Turn on non-uniform memory access awareness for YARN containers

With Amazon EMR versions 6.x and later, you can use non-uniform memory access (NUMA) for multiprocessing your data on clusters. NUMA is a computer memory design pattern where the processor can access its own local memory faster than memory on another processor or shared between processors. YARN containers have better performance with NUMA because they can bind to a specific NUMA node that serves all subsequent memory allocations. This reduces the amount of times that your cluster has to access remote memory.

You can turn on NUMA support for YARN container when the worker node machine is a multi-NUMA node. To confirm if a worker node is a single-NUMA or multi-NUMA node, run the following command.

lscpu | grep -i numa NUMA node(s): 2

In general, instances that are larger than 12x have two NUMA nodes. This does not apply to metal instances.

To turn on NUMA awareness for YARN containers
  1. Use the following yarn-site configuration in your Amazon EMR 6.x cluster.
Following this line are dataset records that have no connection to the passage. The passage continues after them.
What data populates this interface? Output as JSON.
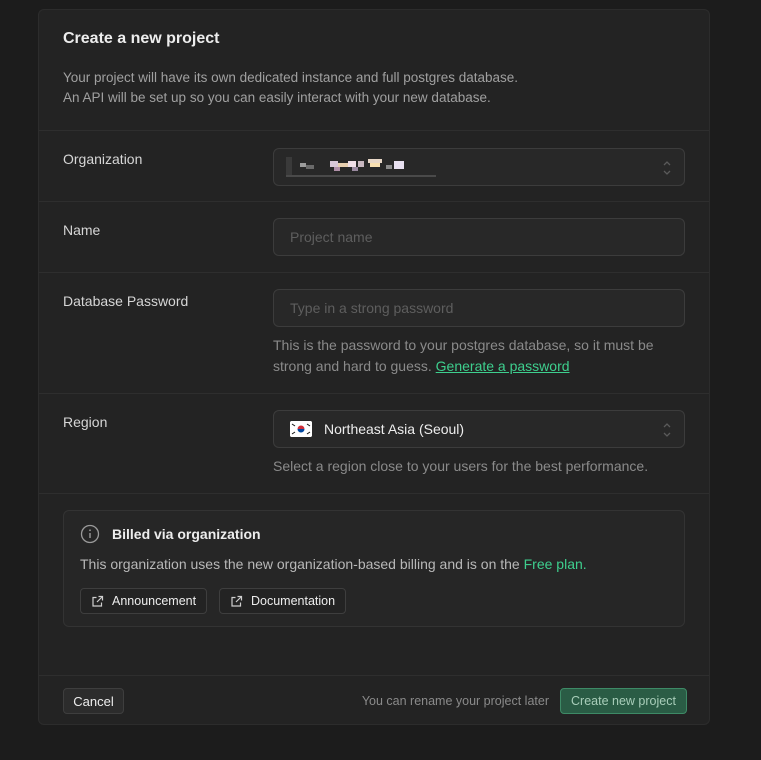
{
  "dialog": {
    "title": "Create a new project",
    "description_line1": "Your project will have its own dedicated instance and full postgres database.",
    "description_line2": "An API will be set up so you can easily interact with your new database."
  },
  "organization": {
    "label": "Organization"
  },
  "name": {
    "label": "Name",
    "placeholder": "Project name",
    "value": ""
  },
  "password": {
    "label": "Database Password",
    "placeholder": "Type in a strong password",
    "value": "",
    "help_text": "This is the password to your postgres database, so it must be strong and hard to guess.",
    "generate_link": "Generate a password"
  },
  "region": {
    "label": "Region",
    "selected": "Northeast Asia (Seoul)",
    "flag_icon": "south-korea-flag-icon",
    "help_text": "Select a region close to your users for the best performance."
  },
  "billing_notice": {
    "title": "Billed via organization",
    "body_prefix": "This organization uses the new organization-based billing and is on the",
    "plan_name": "Free plan.",
    "icon": "info-icon",
    "buttons": [
      {
        "label": "Announcement",
        "icon": "external-link-icon"
      },
      {
        "label": "Documentation",
        "icon": "external-link-icon"
      }
    ]
  },
  "footer": {
    "cancel_label": "Cancel",
    "rename_note": "You can rename your project later",
    "create_label": "Create new project"
  },
  "colors": {
    "background": "#1c1c1c",
    "card": "#232323",
    "accent": "#3ecf8e",
    "primary_button": "#2a5c45"
  }
}
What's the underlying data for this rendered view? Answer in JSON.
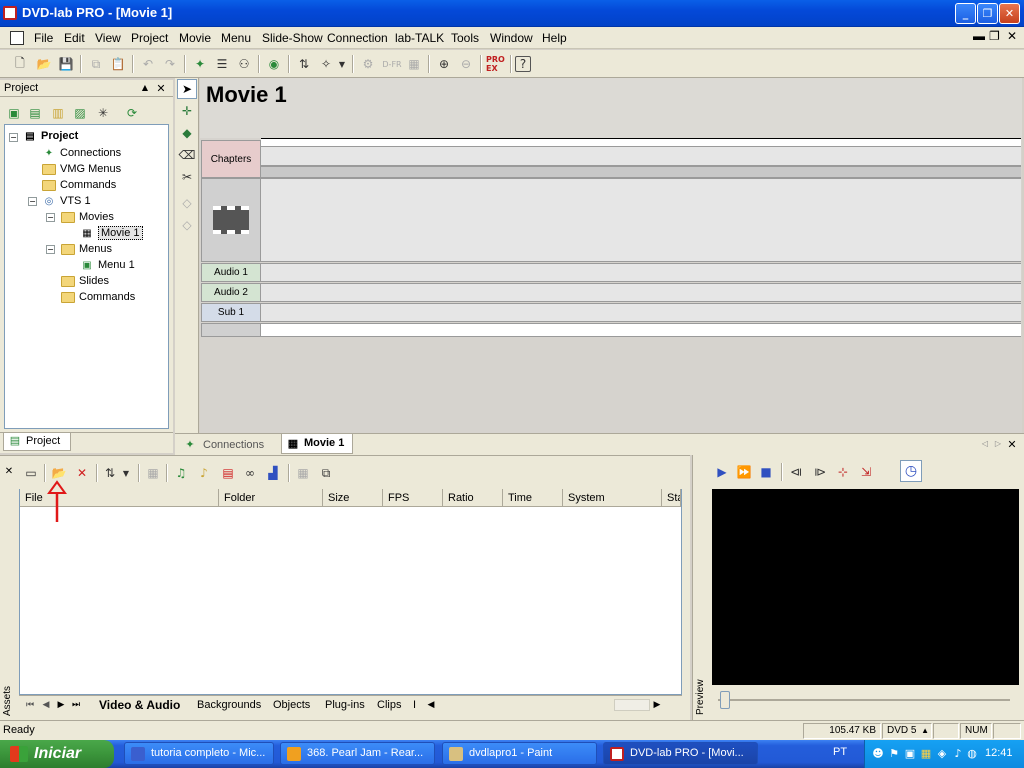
{
  "window": {
    "title": "DVD-lab PRO  - [Movie 1]"
  },
  "menubar": [
    "File",
    "Edit",
    "View",
    "Project",
    "Movie",
    "Menu",
    "Slide-Show",
    "Connection",
    "lab-TALK",
    "Tools",
    "Window",
    "Help"
  ],
  "project_panel": {
    "title": "Project",
    "tree": {
      "root": "Project",
      "connections": "Connections",
      "vmg_menus": "VMG Menus",
      "commands": "Commands",
      "vts": "VTS 1",
      "movies": "Movies",
      "movie1": "Movie 1",
      "menus": "Menus",
      "menu1": "Menu 1",
      "slides": "Slides",
      "commands2": "Commands"
    },
    "tab": "Project"
  },
  "editor": {
    "title": "Movie 1",
    "tracks": {
      "chapters": "Chapters",
      "audio1": "Audio 1",
      "audio2": "Audio 2",
      "sub1": "Sub 1"
    }
  },
  "doc_tabs": {
    "connections": "Connections",
    "movie": "Movie 1"
  },
  "assets": {
    "side_label": "Assets",
    "columns": [
      "File",
      "Folder",
      "Size",
      "FPS",
      "Ratio",
      "Time",
      "System",
      "Sta"
    ],
    "tabs": {
      "video": "Video & Audio",
      "backgrounds": "Backgrounds",
      "objects": "Objects",
      "plugins": "Plug-ins",
      "clips": "Clips",
      "more": "I"
    }
  },
  "preview": {
    "side_label": "Preview"
  },
  "status": {
    "ready": "Ready",
    "size": "105.47 KB",
    "disc": "DVD 5",
    "num": "NUM"
  },
  "taskbar": {
    "start": "Iniciar",
    "tasks": [
      "tutoria completo - Mic...",
      "368. Pearl Jam - Rear...",
      "dvdlapro1 - Paint",
      "DVD-lab PRO - [Movi..."
    ],
    "lang": "PT",
    "clock": "12:41"
  },
  "colors": {
    "xp_blue": "#0449d8",
    "face": "#ece9d8",
    "annotation_red": "#e01818"
  }
}
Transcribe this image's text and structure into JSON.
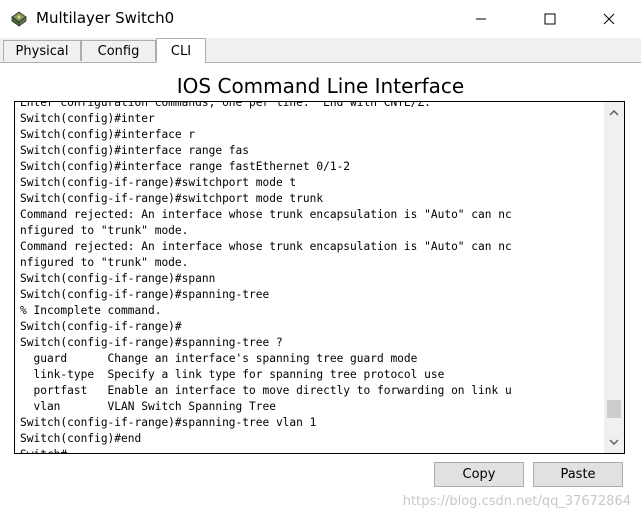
{
  "window": {
    "title": "Multilayer Switch0",
    "controls": {
      "minimize": "─",
      "maximize": "☐",
      "close": "✕"
    }
  },
  "tabs": [
    {
      "label": "Physical",
      "active": false
    },
    {
      "label": "Config",
      "active": false
    },
    {
      "label": "CLI",
      "active": true
    }
  ],
  "cli": {
    "heading": "IOS Command Line Interface",
    "lines": [
      "Enter configuration commands, one per line.  End with CNTL/Z.",
      "Switch(config)#inter",
      "Switch(config)#interface r",
      "Switch(config)#interface range fas",
      "Switch(config)#interface range fastEthernet 0/1-2",
      "Switch(config-if-range)#switchport mode t",
      "Switch(config-if-range)#switchport mode trunk",
      "Command rejected: An interface whose trunk encapsulation is \"Auto\" can nc",
      "nfigured to \"trunk\" mode.",
      "Command rejected: An interface whose trunk encapsulation is \"Auto\" can nc",
      "nfigured to \"trunk\" mode.",
      "Switch(config-if-range)#spann",
      "Switch(config-if-range)#spanning-tree",
      "% Incomplete command.",
      "Switch(config-if-range)#",
      "Switch(config-if-range)#spanning-tree ?",
      "  guard      Change an interface's spanning tree guard mode",
      "  link-type  Specify a link type for spanning tree protocol use",
      "  portfast   Enable an interface to move directly to forwarding on link u",
      "  vlan       VLAN Switch Spanning Tree",
      "Switch(config-if-range)#spanning-tree vlan 1",
      "Switch(config)#end",
      "Switch#"
    ]
  },
  "buttons": {
    "copy": "Copy",
    "paste": "Paste"
  },
  "watermark": "https://blog.csdn.net/qq_37672864",
  "colors": {
    "accent_border": "#adadad",
    "terminal_border": "#000000"
  }
}
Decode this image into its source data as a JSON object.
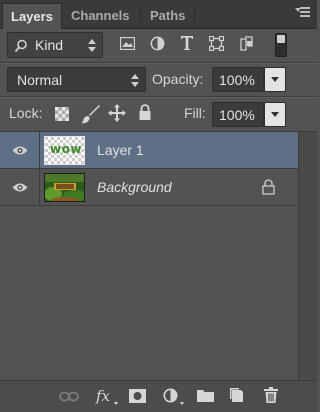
{
  "tabs": [
    {
      "label": "Layers",
      "active": true
    },
    {
      "label": "Channels",
      "active": false
    },
    {
      "label": "Paths",
      "active": false
    }
  ],
  "filter": {
    "kind_value": "Kind",
    "icons": [
      "search-icon",
      "pixel-layer-filter-icon",
      "adjustment-layer-filter-icon",
      "type-layer-filter-icon",
      "shape-layer-filter-icon",
      "smart-object-filter-icon",
      "filter-toggle-icon"
    ]
  },
  "blend": {
    "mode_value": "Normal",
    "opacity_label": "Opacity:",
    "opacity_value": "100%"
  },
  "lock": {
    "label": "Lock:",
    "icons": [
      "lock-transparent-pixels-icon",
      "lock-image-pixels-icon",
      "lock-position-icon",
      "lock-all-icon"
    ],
    "fill_label": "Fill:",
    "fill_value": "100%"
  },
  "layers": [
    {
      "name": "Layer 1",
      "visible": true,
      "selected": true,
      "italic": false,
      "thumb_text": "wow",
      "locked": false
    },
    {
      "name": "Background",
      "visible": true,
      "selected": false,
      "italic": true,
      "thumb_text": "",
      "locked": true
    }
  ],
  "bottom_icons": [
    "link-layers-icon",
    "fx-icon",
    "add-mask-icon",
    "adjustment-layer-icon",
    "new-group-icon",
    "new-layer-icon",
    "delete-layer-icon"
  ],
  "fx_label": "fx",
  "colors": {
    "panel": "#535353",
    "selected_row": "#5f6f84",
    "field": "#3b3b3b"
  }
}
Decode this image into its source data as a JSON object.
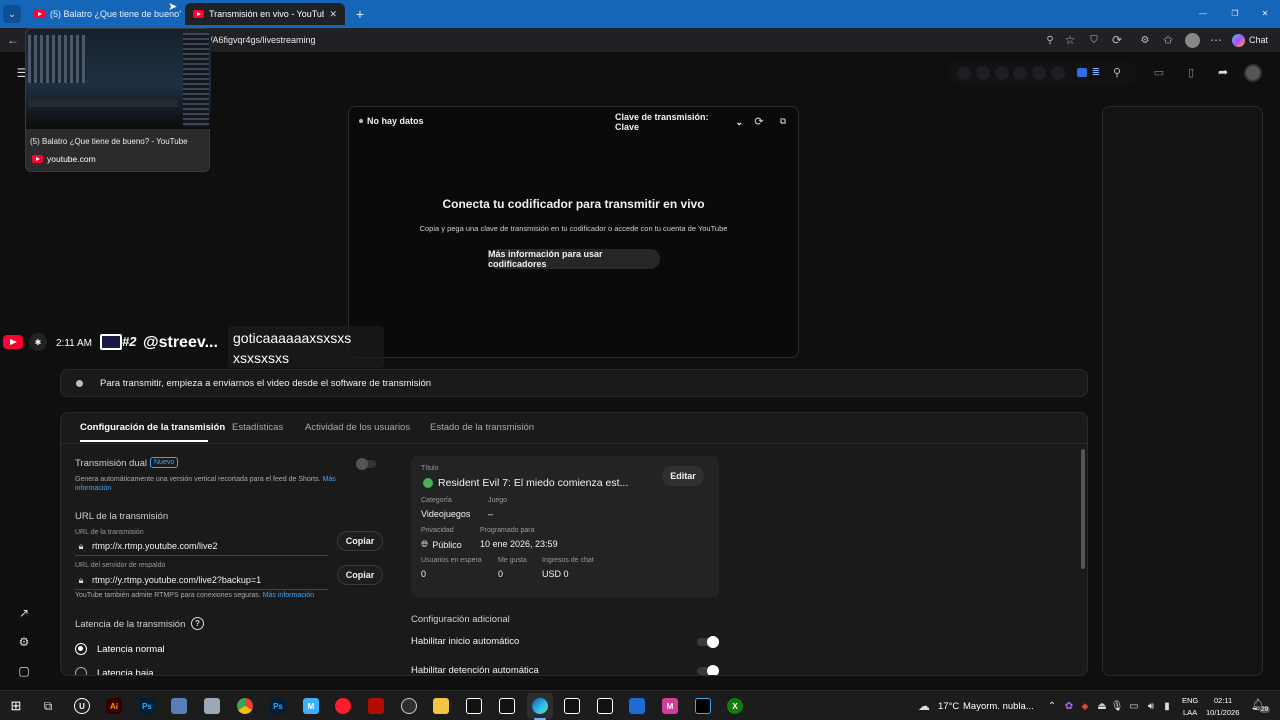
{
  "browser": {
    "tabs": [
      {
        "title": "(5) Balatro ¿Que tiene de bueno?",
        "active": false
      },
      {
        "title": "Transmisión en vivo - YouTube Stu",
        "active": true
      }
    ],
    "new_tab": "+",
    "url": "/A6figvqr4gs/livestreaming",
    "chat_label": "Chat",
    "window_controls": [
      "—",
      "❐",
      "✕"
    ]
  },
  "tab_preview": {
    "title": "(5) Balatro ¿Que tiene de bueno? - YouTube",
    "domain": "youtube.com"
  },
  "preview": {
    "status": "No hay datos",
    "key_select": "Clave de transmisión: Clave",
    "heading": "Conecta tu codificador para transmitir en vivo",
    "description": "Copia y pega una clave de transmisión en tu codificador o accede con tu cuenta de YouTube",
    "more_info_button": "Más información para usar codificadores"
  },
  "overlay": {
    "time": "2:11 AM",
    "rank": "#2",
    "handle": "@streev...",
    "message_line1": "goticaaaaaaxsxsxs",
    "message_line2": "xsxsxsxs"
  },
  "status_bar": {
    "text": "Para transmitir, empieza a enviarnos el video desde el software de transmisión"
  },
  "tabs": [
    {
      "label": "Configuración de la transmisión",
      "active": true
    },
    {
      "label": "Estadísticas",
      "active": false
    },
    {
      "label": "Actividad de los usuarios",
      "active": false
    },
    {
      "label": "Estado de la transmisión",
      "active": false
    }
  ],
  "settings": {
    "dual_title": "Transmisión dual",
    "dual_badge": "Nuevo",
    "dual_desc": "Genera automáticamente una versión vertical recortada para el feed de Shorts.",
    "dual_link_1": "Más",
    "dual_link_2": "información",
    "url_section": "URL de la transmisión",
    "url_label": "URL de la transmisión",
    "url_value": "rtmp://x.rtmp.youtube.com/live2",
    "backup_label": "URL del servidor de respaldo",
    "backup_value": "rtmp://y.rtmp.youtube.com/live2?backup=1",
    "copy_label": "Copiar",
    "rtmps_note": "YouTube también admite RTMPS para conexiones seguras.",
    "rtmps_link": "Más información",
    "latency_title": "Latencia de la transmisión",
    "latency_help": "?",
    "latency_options": [
      {
        "label": "Latencia normal",
        "selected": true
      },
      {
        "label": "Latencia baja",
        "selected": false
      }
    ]
  },
  "details": {
    "title_label": "Título",
    "title_value": "Resident Evil 7: El miedo comienza est...",
    "edit_button": "Editar",
    "category_label": "Categoría",
    "category_value": "Videojuegos",
    "game_label": "Juego",
    "game_value": "–",
    "privacy_label": "Privacidad",
    "privacy_value": "Público",
    "scheduled_label": "Programado para",
    "scheduled_value": "10 ene 2026, 23:59",
    "waiting_label": "Usuarios en espera",
    "waiting_value": "0",
    "likes_label": "Me gusta",
    "likes_value": "0",
    "chat_income_label": "Ingresos de chat",
    "chat_income_value": "USD 0"
  },
  "additional": {
    "title": "Configuración adicional",
    "auto_start": "Habilitar inicio automático",
    "auto_stop": "Habilitar detención automática"
  },
  "taskbar": {
    "weather_temp": "17°C",
    "weather_desc": "Mayorm. nubla...",
    "lang_1": "ENG",
    "lang_2": "LAA",
    "time": "02:11",
    "date": "10/1/2026",
    "notif_count": "29",
    "apps": [
      "U",
      "Ai",
      "Ps",
      "Ps",
      "M",
      "M",
      "X"
    ]
  },
  "colors": {
    "accent_blue": "#3ea6ff",
    "youtube_red": "#ff0033",
    "browser_tab_bar": "#1565b8"
  }
}
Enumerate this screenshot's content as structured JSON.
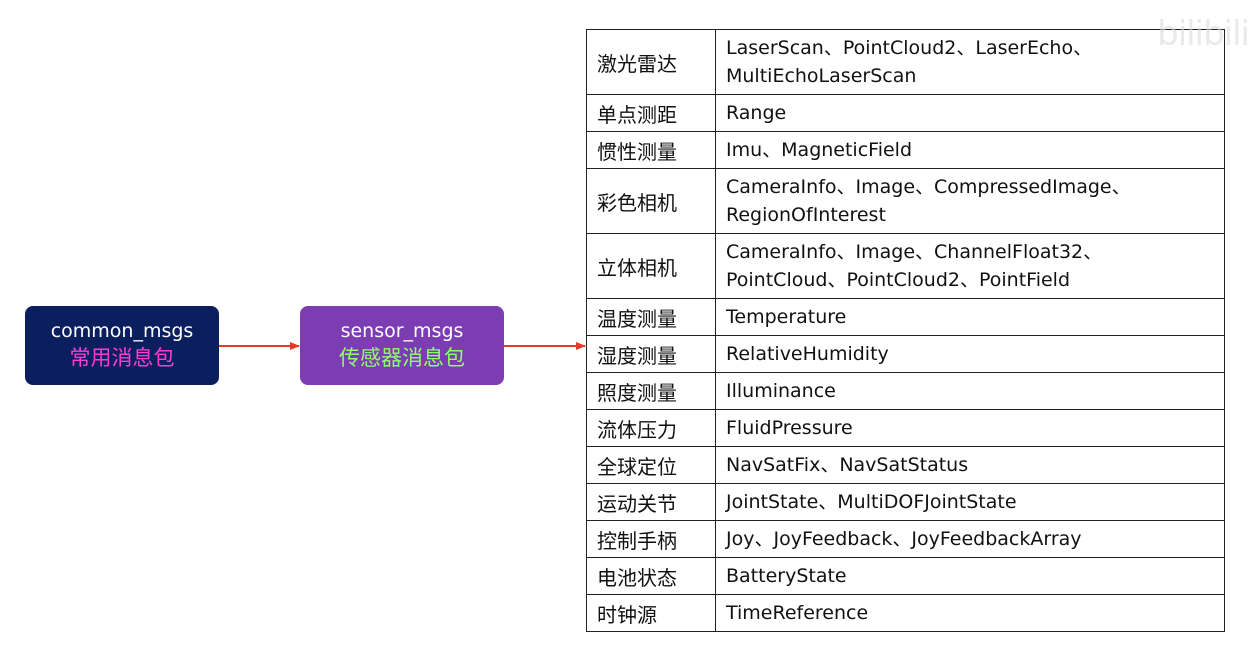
{
  "nodes": {
    "common": {
      "en": "common_msgs",
      "zh": "常用消息包"
    },
    "sensor": {
      "en": "sensor_msgs",
      "zh": "传感器消息包"
    }
  },
  "colors": {
    "common_bg": "#0b1e5e",
    "sensor_bg": "#7b3db1",
    "common_zh": "#ff3cd6",
    "sensor_zh": "#8fff6a",
    "arrow": "#e53a2a"
  },
  "table": {
    "rows": [
      {
        "category": "激光雷达",
        "messages": [
          "LaserScan、PointCloud2、LaserEcho、",
          "MultiEchoLaserScan"
        ]
      },
      {
        "category": "单点测距",
        "messages": [
          "Range"
        ]
      },
      {
        "category": "惯性测量",
        "messages": [
          "Imu、MagneticField"
        ]
      },
      {
        "category": "彩色相机",
        "messages": [
          "CameraInfo、Image、CompressedImage、",
          "RegionOfInterest"
        ]
      },
      {
        "category": "立体相机",
        "messages": [
          "CameraInfo、Image、ChannelFloat32、",
          "PointCloud、PointCloud2、PointField"
        ]
      },
      {
        "category": "温度测量",
        "messages": [
          "Temperature"
        ]
      },
      {
        "category": "湿度测量",
        "messages": [
          "RelativeHumidity"
        ]
      },
      {
        "category": "照度测量",
        "messages": [
          "Illuminance"
        ]
      },
      {
        "category": "流体压力",
        "messages": [
          "FluidPressure"
        ]
      },
      {
        "category": "全球定位",
        "messages": [
          "NavSatFix、NavSatStatus"
        ]
      },
      {
        "category": "运动关节",
        "messages": [
          "JointState、MultiDOFJointState"
        ]
      },
      {
        "category": "控制手柄",
        "messages": [
          "Joy、JoyFeedback、JoyFeedbackArray"
        ]
      },
      {
        "category": "电池状态",
        "messages": [
          "BatteryState"
        ]
      },
      {
        "category": "时钟源",
        "messages": [
          "TimeReference"
        ]
      }
    ]
  },
  "watermark": "bilibili"
}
    [ { "classification":"yarn-site", "properties":{ "yarn.nodemanager.linux-container-executor.nonsecure-mode.local-user":"yarn", "yarn.nodemanager.linux-container-executor.group":"yarn", "yarn.nodemanager.container-executor.class":"org.apache.hadoop.yarn.server.nodemanager.LinuxContainerExecutor", "yarn.nodemanager.numa-awareness.enabled":"true", "yarn.nodemanager.numa-awareness.numactl.cmd":"/usr/bin/numactl", "yarn.nodemanager.numa-awareness.read-topology":"true" }, "configurations":[] } ]
  2. Provide the following bootstrap action in your cluster.

    #!/bin/bash sudo yum -y install numactl echo 1 | sudo tee /proc/sys/kernel/numa_balancing echo "banned.users=mapred,bin,hdfs" >> /etc/hadoop/conf/container-executor.cfg rm -rf /var/log/hadoop-yarn/ sudo chown -R yarn:hadoop /var/log/hadoop-yarn/ sudo chmod 755 -R /var/log/hadoop-yarn/ sudo chmod 6050 /etc/hadoop/conf/container-executor.cfg mkdir /mnt/yarn && sudo chmod 755 -R /mnt/yarn && sudo chown -R yarn:hadoop /mnt/yarn mkdir /mnt1/yarn && sudo chmod 755 -R /mnt1/yarn && sudo chown -R yarn:hadoop /mnt1/yarn mkdir /mnt2/yarn && sudo chmod 755 -R /mnt2/yarn && sudo chown -R yarn:hadoop /mnt2/yarn
  3. Every container must be aware of NUMA. You can notify the Java virtual machine (JVM) in each container with a NUMA flag. For example, to notify the JVM to use NUMA in a MapReduce job, add the following properties in mapred-site.xml.

    <property> <name>mapreduce.reduce.java.opts</name> <value>-XX:+UseNUMA</value> </property> <property> <name>mapreduce.map.java.opts</name> <value>-XX:+UseNUMA</value> </property>
  4. To verify that you turned NUMA on, search any of the NodeManager log files with the following command.

    grep "NUMA resources allocation is enabled," *

    To verify that NodeManager has assigned NUMA node resources to a container, search the NodeManager log with the following command, replacing <container_id> with your own container ID.

    grep "NUMA node" | grep <container_id>